Scientific classification
- Kingdom: Animalia
- Phylum: Chordata
- Class: Actinopterygii
- Order: Cypriniformes
- Suborder: Cyprinoidei
- Family: Acheilognathidae
- Genus: Pseudorhodeus Chang, Chen & Mayden, 2014
- Species: P. tanago
- Binomial name: Pseudorhodeus tanago S. Tanaka, 1909
- Synonyms: Rhodeus tanago Tanaka, 1909; Tanakia tanago Tanaka, 1909;

= Tokyo bitterling =

- Authority: S. Tanaka, 1909
- Conservation status: EN
- Synonyms: Rhodeus tanago Tanaka, 1909, Tanakia tanago Tanaka, 1909
- Parent authority: Chang, Chen & Mayden, 2014

Species of fish

The Tokyo bitterling (Pseudorhodeus tanago) is a temperate freshwater ray-finned fish belonging to the family Acheilognathidae. This fish is endemic to the island of Honshu in Japan.

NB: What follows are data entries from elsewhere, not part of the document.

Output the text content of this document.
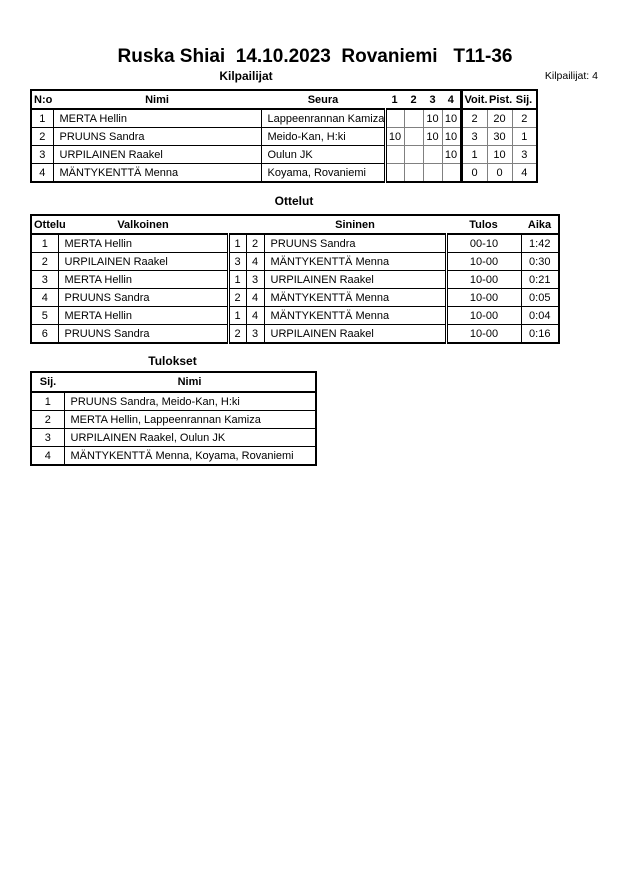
Ruska Shiai  14.10.2023  Rovaniemi   T11-36
Kilpailijat	Kilpailijat: 4
N:o	Nimi	Seura	1	2	3	4	Voit.	Pist.	Sij.
1	MERTA Hellin	Lappeenrannan Kamiza			10	10	2	20	2
2	PRUUNS Sandra	Meido-Kan, H:ki	10		10	10	3	30	1
3	URPILAINEN Raakel	Oulun JK				10	1	10	3
4	MÄNTYKENTTÄ Menna	Koyama, Rovaniemi					0	0	4
Ottelut
Ottelu	Valkoinen			Sininen	Tulos	Aika
1	MERTA Hellin	1	2	PRUUNS Sandra	00-10	1:42
2	URPILAINEN Raakel	3	4	MÄNTYKENTTÄ Menna	10-00	0:30
3	MERTA Hellin	1	3	URPILAINEN Raakel	10-00	0:21
4	PRUUNS Sandra	2	4	MÄNTYKENTTÄ Menna	10-00	0:05
5	MERTA Hellin	1	4	MÄNTYKENTTÄ Menna	10-00	0:04
6	PRUUNS Sandra	2	3	URPILAINEN Raakel	10-00	0:16
Tulokset
Sij.	Nimi
1	PRUUNS Sandra, Meido-Kan, H:ki
2	MERTA Hellin, Lappeenrannan Kamiza
3	URPILAINEN Raakel, Oulun JK
4	MÄNTYKENTTÄ Menna, Koyama, Rovaniemi
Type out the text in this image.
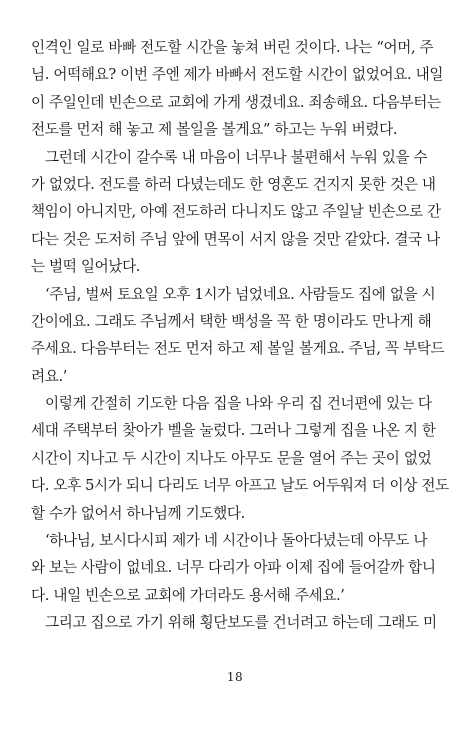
인격인 일로 바빠 전도할 시간을 놓쳐 버린 것이다. 나는 “어머, 주
님. 어떡해요? 이번 주엔 제가 바빠서 전도할 시간이 없었어요. 내일
이 주일인데 빈손으로 교회에 가게 생겼네요. 죄송해요. 다음부터는
전도를 먼저 해 놓고 제 볼일을 볼게요” 하고는 누워 버렸다.
그런데 시간이 갈수록 내 마음이 너무나 불편해서 누워 있을 수
가 없었다. 전도를 하러 다녔는데도 한 영혼도 건지지 못한 것은 내
책임이 아니지만, 아예 전도하러 다니지도 않고 주일날 빈손으로 간
다는 것은 도저히 주님 앞에 면목이 서지 않을 것만 같았다. 결국 나
는 벌떡 일어났다.
‘주님, 벌써 토요일 오후 1시가 넘었네요. 사람들도 집에 없을 시
간이에요. 그래도 주님께서 택한 백성을 꼭 한 명이라도 만나게 해
주세요. 다음부터는 전도 먼저 하고 제 볼일 볼게요. 주님, 꼭 부탁드
려요.’
이렇게 간절히 기도한 다음 집을 나와 우리 집 건너편에 있는 다
세대 주택부터 찾아가 벨을 눌렀다. 그러나 그렇게 집을 나온 지 한
시간이 지나고 두 시간이 지나도 아무도 문을 열어 주는 곳이 없었
다. 오후 5시가 되니 다리도 너무 아프고 날도 어두워져 더 이상 전도
할 수가 없어서 하나님께 기도했다.
‘하나님, 보시다시피 제가 네 시간이나 돌아다녔는데 아무도 나
와 보는 사람이 없네요. 너무 다리가 아파 이제 집에 들어갈까 합니
다. 내일 빈손으로 교회에 가더라도 용서해 주세요.’
그리고 집으로 가기 위해 횡단보도를 건너려고 하는데 그래도 미
18
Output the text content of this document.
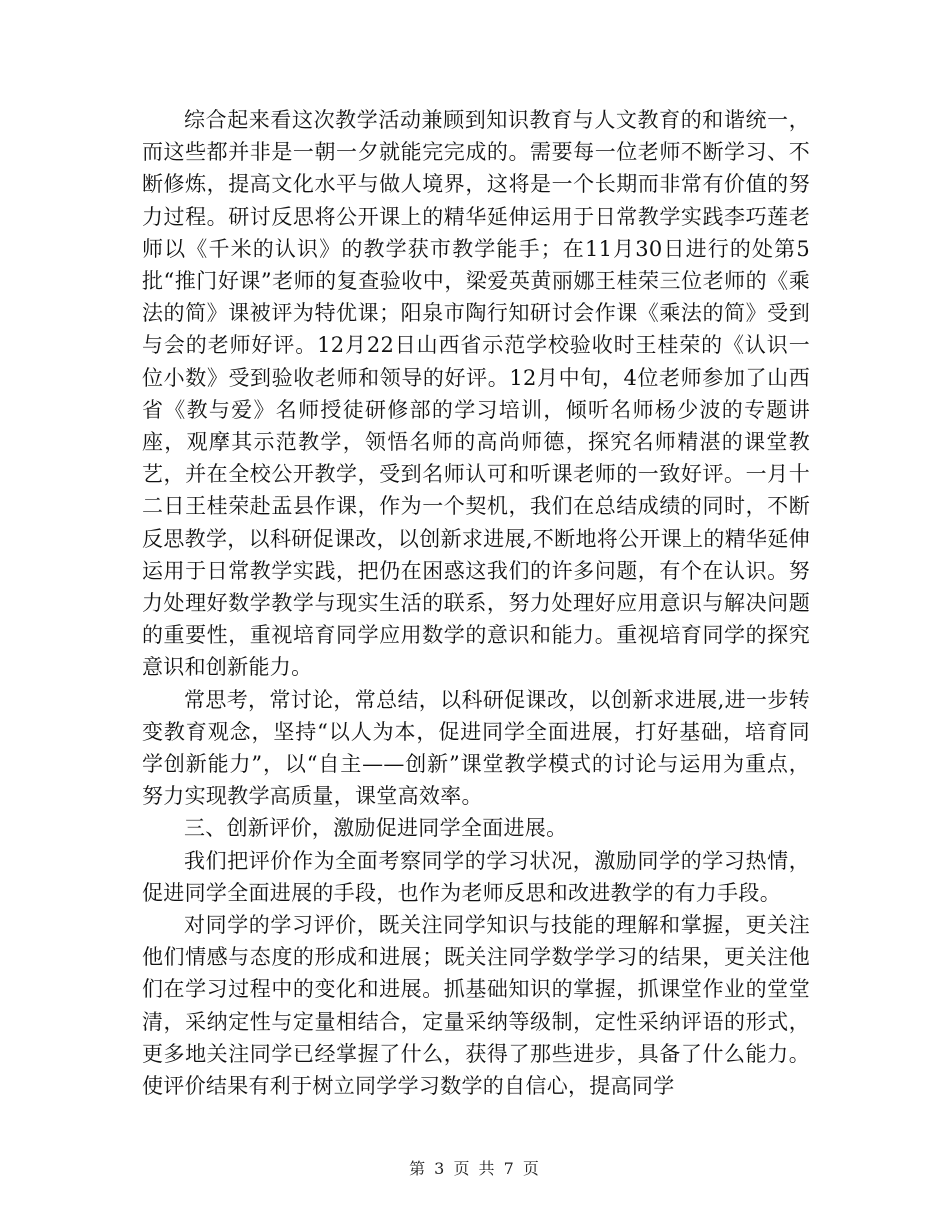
综合起来看这次教学活动兼顾到知识教育与人文教育的和谐统一，而这些都并非是一朝一夕就能完完成的。需要每一位老师不断学习、不断修炼，提高文化水平与做人境界，这将是一个长期而非常有价值的努力过程。研讨反思将公开课上的精华延伸运用于日常教学实践李巧莲老师以《千米的认识》的教学获市教学能手；在11月30日进行的处第5批“推门好课”老师的复查验收中，梁爱英黄丽娜王桂荣三位老师的《乘法的简》课被评为特优课；阳泉市陶行知研讨会作课《乘法的简》受到与会的老师好评。12月22日山西省示范学校验收时王桂荣的《认识一位小数》受到验收老师和领导的好评。12月中旬，4位老师参加了山西省《教与爱》名师授徒研修部的学习培训，倾听名师杨少波的专题讲座，观摩其示范教学，领悟名师的高尚师德，探究名师精湛的课堂教艺，并在全校公开教学，受到名师认可和听课老师的一致好评。一月十二日王桂荣赴盂县作课，作为一个契机，我们在总结成绩的同时，不断反思教学，以科研促课改，以创新求进展,不断地将公开课上的精华延伸运用于日常教学实践，把仍在困惑这我们的许多问题，有个在认识。努力处理好数学教学与现实生活的联系，努力处理好应用意识与解决问题的重要性，重视培育同学应用数学的意识和能力。重视培育同学的探究意识和创新能力。

常思考，常讨论，常总结，以科研促课改，以创新求进展,进一步转变教育观念，坚持“以人为本，促进同学全面进展，打好基础，培育同学创新能力”，以“自主——创新”课堂教学模式的讨论与运用为重点，努力实现教学高质量，课堂高效率。

三、创新评价，激励促进同学全面进展。

我们把评价作为全面考察同学的学习状况，激励同学的学习热情，促进同学全面进展的手段，也作为老师反思和改进教学的有力手段。

对同学的学习评价，既关注同学知识与技能的理解和掌握，更关注他们情感与态度的形成和进展；既关注同学数学学习的结果，更关注他们在学习过程中的变化和进展。抓基础知识的掌握，抓课堂作业的堂堂清，采纳定性与定量相结合，定量采纳等级制，定性采纳评语的形式，更多地关注同学已经掌握了什么，获得了那些进步，具备了什么能力。使评价结果有利于树立同学学习数学的自信心，提高同学

第 3 页 共 7 页
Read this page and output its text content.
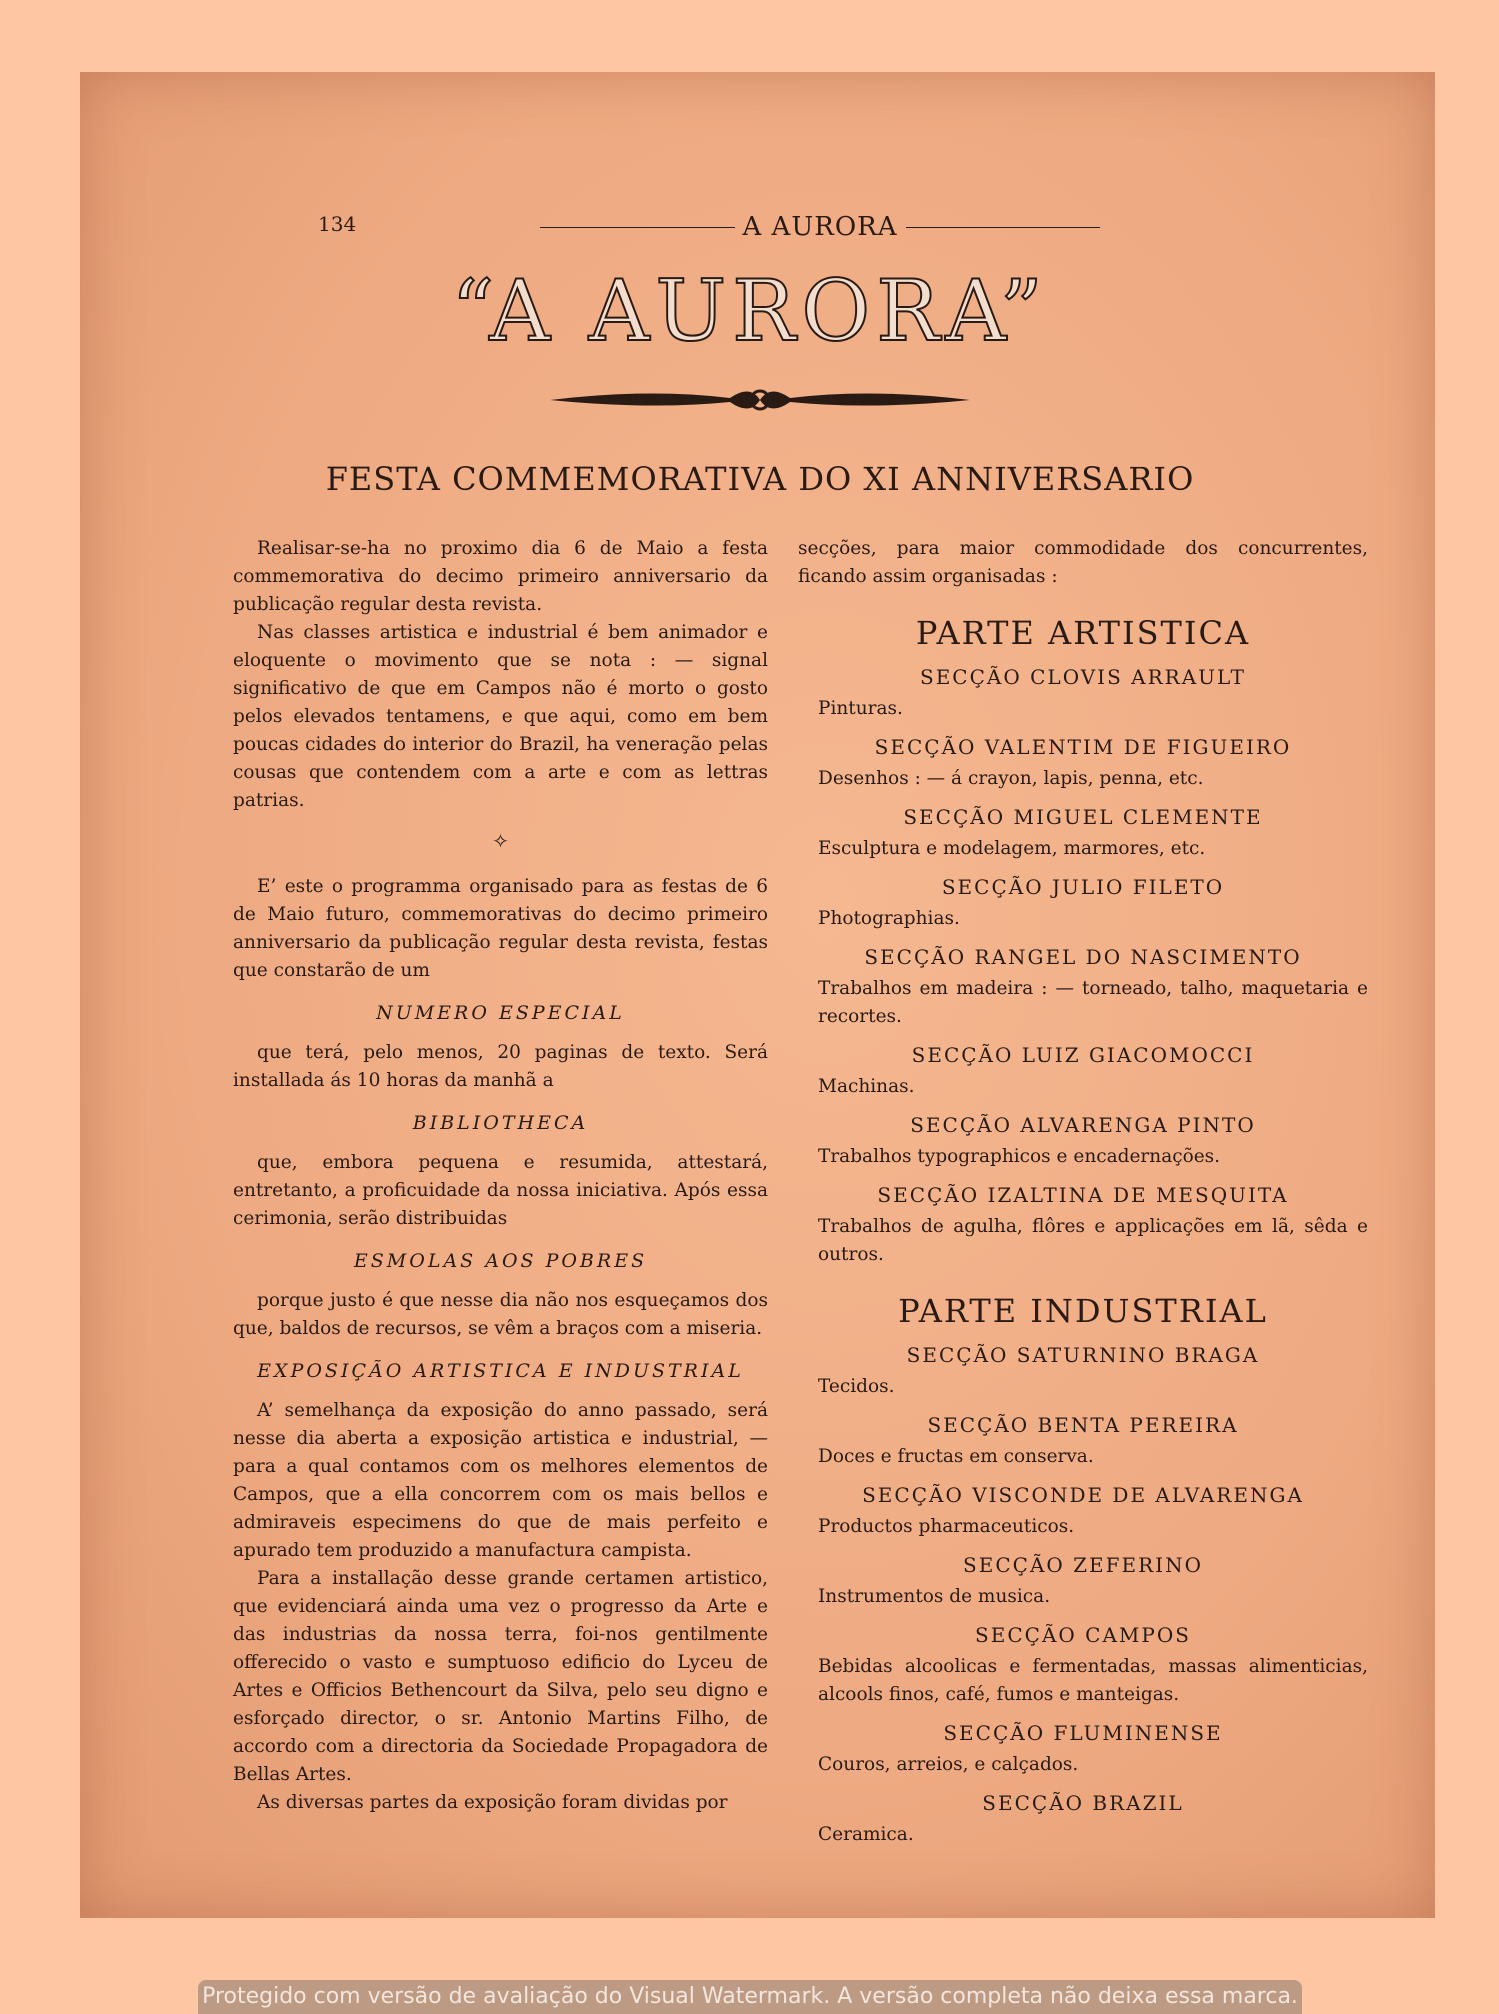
134	A AURORA
“A AURORA”
FESTA COMMEMORATIVA DO XI ANNIVERSARIO

Realisar-se-ha no proximo dia 6 de Maio a festa commemorativa do decimo primeiro anniversario da publicação regular desta revista.

Nas classes artistica e industrial é bem animador e eloquente o movimento que se nota : — signal significativo de que em Campos não é morto o gosto pelos elevados tentamens, e que aqui, como em bem poucas cidades do interior do Brazil, ha veneração pelas cousas que contendem com a arte e com as lettras patrias.

✧

E’ este o programma organisado para as festas de 6 de Maio futuro, commemorativas do decimo primeiro anniversario da publicação regular desta revista, festas que constarão de um

NUMERO ESPECIAL

que terá, pelo menos, 20 paginas de texto. Será installada ás 10 horas da manhã a

BIBLIOTHECA

que, embora pequena e resumida, attestará, entretanto, a proficuidade da nossa iniciativa. Após essa cerimonia, serão distribuidas

ESMOLAS AOS POBRES

porque justo é que nesse dia não nos esqueçamos dos que, baldos de recursos, se vêm a braços com a miseria.

EXPOSIÇÃO ARTISTICA E INDUSTRIAL

A’ semelhança da exposição do anno passado, será nesse dia aberta a exposição artistica e industrial, — para a qual contamos com os melhores elementos de Campos, que a ella concorrem com os mais bellos e admiraveis especimens do que de mais perfeito e apurado tem produzido a manufactura campista.

Para a installação desse grande certamen artistico, que evidenciará ainda uma vez o progresso da Arte e das industrias da nossa terra, foi-nos gentilmente offerecido o vasto e sumptuoso edificio do Lyceu de Artes e Officios Bethencourt da Silva, pelo seu digno e esforçado director, o sr. Antonio Martins Filho, de accordo com a directoria da Sociedade Propagadora de Bellas Artes.

As diversas partes da exposição foram dividas por

secções, para maior commodidade dos concurrentes, ficando assim organisadas :

PARTE ARTISTICA
SECÇÃO CLOVIS ARRAULT
Pinturas.
SECÇÃO VALENTIM DE FIGUEIRO
Desenhos : — á crayon, lapis, penna, etc.
SECÇÃO MIGUEL CLEMENTE
Esculptura e modelagem, marmores, etc.
SECÇÃO JULIO FILETO
Photographias.
SECÇÃO RANGEL DO NASCIMENTO
Trabalhos em madeira : — torneado, talho, maquetaria e recortes.
SECÇÃO LUIZ GIACOMOCCI
Machinas.
SECÇÃO ALVARENGA PINTO
Trabalhos typographicos e encadernações.
SECÇÃO IZALTINA DE MESQUITA
Trabalhos de agulha, flôres e applicações em lã, sêda e outros.
PARTE INDUSTRIAL
SECÇÃO SATURNINO BRAGA
Tecidos.
SECÇÃO BENTA PEREIRA
Doces e fructas em conserva.
SECÇÃO VISCONDE DE ALVARENGA
Productos pharmaceuticos.
SECÇÃO ZEFERINO
Instrumentos de musica.
SECÇÃO CAMPOS
Bebidas alcoolicas e fermentadas, massas alimenticias, alcools finos, café, fumos e manteigas.
SECÇÃO FLUMINENSE
Couros, arreios, e calçados.
SECÇÃO BRAZIL
Ceramica.
Protegido com versão de avaliação do Visual Watermark. A versão completa não deixa essa marca.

The species was first described as Rhodeus tanago by Shigeho Tanaka in 1909. It is widely known as Tanakia tanago, although a 2014 study suggests it is genetically distinct from other Tanakia species, and warrants placement of it in the monotypic genus Pseudorhodeus.

==Distribution==
In the wild, this fish is found only on the Kantō Plain of Japan, an area near the capital city, Tokyo. The fish was formerly abundant in small streams, but its habitat has been overrun by people and pollution.

==Threats==
There is a real risk that it could become extinct in the wild. It also suffers from competition from the related but more aggressive rosy bitterling. Bitterlings lay their eggs in freshwater mussel shells. The Tokyo bitterling lays its eggs in only one type of mussel shell, limiting its chances of successful breeding. To help protect the fish, it has been declared a "national monument" by the Japanese government, and this gives it special protection.